Here’s what happened. I was at a fun and casual event, sitting with a group of ladies that are somewhere between acquaintances and friends - leaning more towards friends as we have begun making dates outside of group events (a big step, I know). In the midst of our conversation, one of these ladies mentions an old TV show titled “My So Called Life.” Now, even though this was a defining Show for young people in the ‘90s, it was also terribly underrated and therefore not well known or at least openly acknowledged. If you are like me and secretly adored this show, you also identified with the angst themed throughout the series and had a serious crush on bad boy Jordan Catalano (even though he treated Angela ghastly). It was a devastating blow that this show lasted only one season. So you can imagine my excitement when this newish friend mentions my secret obsession from years ago.
It was this same excitement that caused me to forget all propriety and loudly blurt, “You watched ‘My So Called Life’! Wait, how old are you anyway?”… All laughter at the table stops, the poor woman my question was addressed to frowns, and the other two ladies at the table immediately find their cocktail glasses absolutely fascinating. I try some bumbling back peddling such as, “I only thought that we must be very close in age because we both watched the show…I’m just so excited someone else knows the show…you look so young I was surprised you'd heard of it (which is true, by the way)…” So on and so on. None of it is working…until she finally chuckles, a little. Although she did answer generally, the experience reminded me that some people are incredibly sensitive about their age. This is the most basic cardinal rule of etiquette: NEVER ASK A LADY HER AGE. Let’s just say my etiquette card has been temporarily revoked, and rightfully so.

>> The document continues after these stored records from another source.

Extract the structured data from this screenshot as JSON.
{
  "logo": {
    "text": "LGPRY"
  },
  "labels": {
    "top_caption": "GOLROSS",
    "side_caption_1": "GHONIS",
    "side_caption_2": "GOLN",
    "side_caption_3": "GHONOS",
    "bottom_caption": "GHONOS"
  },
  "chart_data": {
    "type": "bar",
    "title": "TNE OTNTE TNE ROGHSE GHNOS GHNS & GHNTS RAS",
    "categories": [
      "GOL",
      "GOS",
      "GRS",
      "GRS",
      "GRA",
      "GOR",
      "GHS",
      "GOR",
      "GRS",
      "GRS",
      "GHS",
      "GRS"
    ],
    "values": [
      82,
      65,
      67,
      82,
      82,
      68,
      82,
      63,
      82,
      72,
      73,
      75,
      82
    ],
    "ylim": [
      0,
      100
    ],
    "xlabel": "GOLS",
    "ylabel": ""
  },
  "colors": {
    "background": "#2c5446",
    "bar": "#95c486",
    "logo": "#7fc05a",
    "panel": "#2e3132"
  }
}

However, while I do understand the rude nature of the “age” question, I am also a bit saddened by the topic. The ladies at the table spanned ages in the forties to early fifties; we are peers. And we are friends albeit new friends. Yet, we are still uncomfortable talking about our age. If we can’t be comfortable with our age among compatriots, we have some serious work to do.
The stigma of a woman’s age is sadly an uphill battle. I'm not exactly sure why however, as so many women I know blossom as they grow older. And blossom in a way so much wiser and more admirable than the often rash and self-centered nature of the average twenty-something (you know what I'm talking about, we've all been there). I think we ourselves need to let it go and maybe if we do, others will too?
So, in an effort to fight the stigma of age head on, for the record…I am forty-two. Well, okay (deep breath, haha)…I’ll be forty-three very, very soon. ;-) Although I may bemoan my growing crows feet, expanding wrinkles and stubborn cellulite, truth be told, I wouldn’t trade any of it to be young again. I like where I am. I hope you do as well.
But! Regardless of my desire to fight the age stigma, my faux pas was real and a good reminder: even in excitement, mind your manners, you can never truly undo a social faux pas.